Hannah Berman, Daniel Lis and Danny Lieberman in Moni Shahar’s office at TAU
Baseball metrics for oncology clinical trials, is an idea I floated a few months ago to some colleagues in the drug research and development space.
I received a lot of encouragement and support from many people for the idea — specifically Denise Lepley, Moni Shahar and Jonathan M. Fishbein, M.D.
Measure how patients contribute to the success of clinical trials
The idea is to provide a simple, intuitive and money-based way to measure performance of patients in clinical trials and how they contribute to success or non-success of the study.
Like OPS (on base percentage + slugging percentage) is a good descriptor (and not the only one) of player output — we postulated that we could create
a performance metric of patient output.
The performance metric is a utility function that says — “If you take $100 and invest in efficacy, safety and toxicity, what is your ROI?”
The utility function provides a powerful and simple way of measuring performance and trajectory of a patient during the clinical trial and how they contribute to the success of the study.
Master and apprentice engineering model
In addition to testing the notion of baseball metrics for oncology research, we also tested the model of a master programmer (Danny) working with 2 apprentices (Hannah and Daniel) assisted by ChatGPT 4
Hannah and Daniel; two very talented interns from the Onward Israel (Masa) program joined me in June — July 2023 to develop a prototype for baseball metrics using open access trial data from Project Datasphere.
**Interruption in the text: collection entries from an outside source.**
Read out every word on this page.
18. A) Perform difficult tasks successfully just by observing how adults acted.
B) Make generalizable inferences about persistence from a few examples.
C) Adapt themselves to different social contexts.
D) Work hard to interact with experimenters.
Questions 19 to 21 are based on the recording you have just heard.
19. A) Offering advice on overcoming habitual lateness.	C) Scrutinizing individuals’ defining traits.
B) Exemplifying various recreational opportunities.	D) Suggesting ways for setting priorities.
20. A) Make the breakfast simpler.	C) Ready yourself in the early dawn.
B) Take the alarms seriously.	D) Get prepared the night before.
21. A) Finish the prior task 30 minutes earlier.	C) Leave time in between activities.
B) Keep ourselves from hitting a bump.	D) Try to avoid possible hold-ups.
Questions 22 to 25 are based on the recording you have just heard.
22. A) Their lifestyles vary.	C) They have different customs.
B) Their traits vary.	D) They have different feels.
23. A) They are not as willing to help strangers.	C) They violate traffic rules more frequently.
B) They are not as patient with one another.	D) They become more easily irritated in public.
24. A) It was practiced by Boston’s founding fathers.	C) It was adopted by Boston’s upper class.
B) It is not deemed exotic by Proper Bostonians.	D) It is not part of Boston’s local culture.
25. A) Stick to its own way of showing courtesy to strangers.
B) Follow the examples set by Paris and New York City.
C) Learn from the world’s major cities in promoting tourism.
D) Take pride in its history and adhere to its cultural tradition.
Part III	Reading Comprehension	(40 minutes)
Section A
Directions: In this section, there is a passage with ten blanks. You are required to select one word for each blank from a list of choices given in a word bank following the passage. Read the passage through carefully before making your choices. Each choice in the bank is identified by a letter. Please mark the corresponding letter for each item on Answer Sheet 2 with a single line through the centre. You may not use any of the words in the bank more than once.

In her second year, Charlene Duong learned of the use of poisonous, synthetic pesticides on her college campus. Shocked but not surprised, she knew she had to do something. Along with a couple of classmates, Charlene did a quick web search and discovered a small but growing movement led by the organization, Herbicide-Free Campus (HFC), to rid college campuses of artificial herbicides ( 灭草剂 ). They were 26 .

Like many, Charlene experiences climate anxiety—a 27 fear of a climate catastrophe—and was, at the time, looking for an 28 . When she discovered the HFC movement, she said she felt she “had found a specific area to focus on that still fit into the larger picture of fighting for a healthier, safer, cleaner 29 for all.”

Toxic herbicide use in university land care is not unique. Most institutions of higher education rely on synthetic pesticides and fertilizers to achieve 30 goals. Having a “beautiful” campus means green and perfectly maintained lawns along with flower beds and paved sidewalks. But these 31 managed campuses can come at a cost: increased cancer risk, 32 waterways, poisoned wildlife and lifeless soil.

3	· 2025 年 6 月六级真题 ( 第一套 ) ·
We had an amazing time. Hannah (going into her junior year at Tufts in Computer science) and Daniel (going into his junior year at UMass in EE) did a great job.
We built a model using data from 4 Amgen Vectibix studies — 600K labs, and 3000 patients and 48,000 adverse events.
The first part of the project was feature engineering, describing 15 features of a solid cancer efficacy-safety-toxicity model and 1 performance metric based on a utility function (a linear combination of the efficacy, safety and toxicity variables).
In a cloud-native approach — we used Snowflake, and visualized the results using rows and streamlit.
One of the really cool things that Hannah did was an instant replay program that takes AdAM data sets and replays a particular patient’s performance metric on their study timeline.
The proof is in the pudding
The team had 2 demo days. Without fear, Daniel and Hannah pitched a Tel Aviv VC deal flow person themselves and did a superb job.
The next day — we took the train to Tel Aviv U and they showed Moni Shahar their work.
Summary
In just 5 weeks — with zero domain knowledge we used a master-apprentice-AI tooling model to develop a model and online prototype of baseball metrics and performance trajectory for patients in 4 oncology trials.
The engineering approach and system based on a sabermetrics metaphor show promise in providing a simple and intuitive way of measuring performance (and eventually predicting) the success (or failure) of oncology research.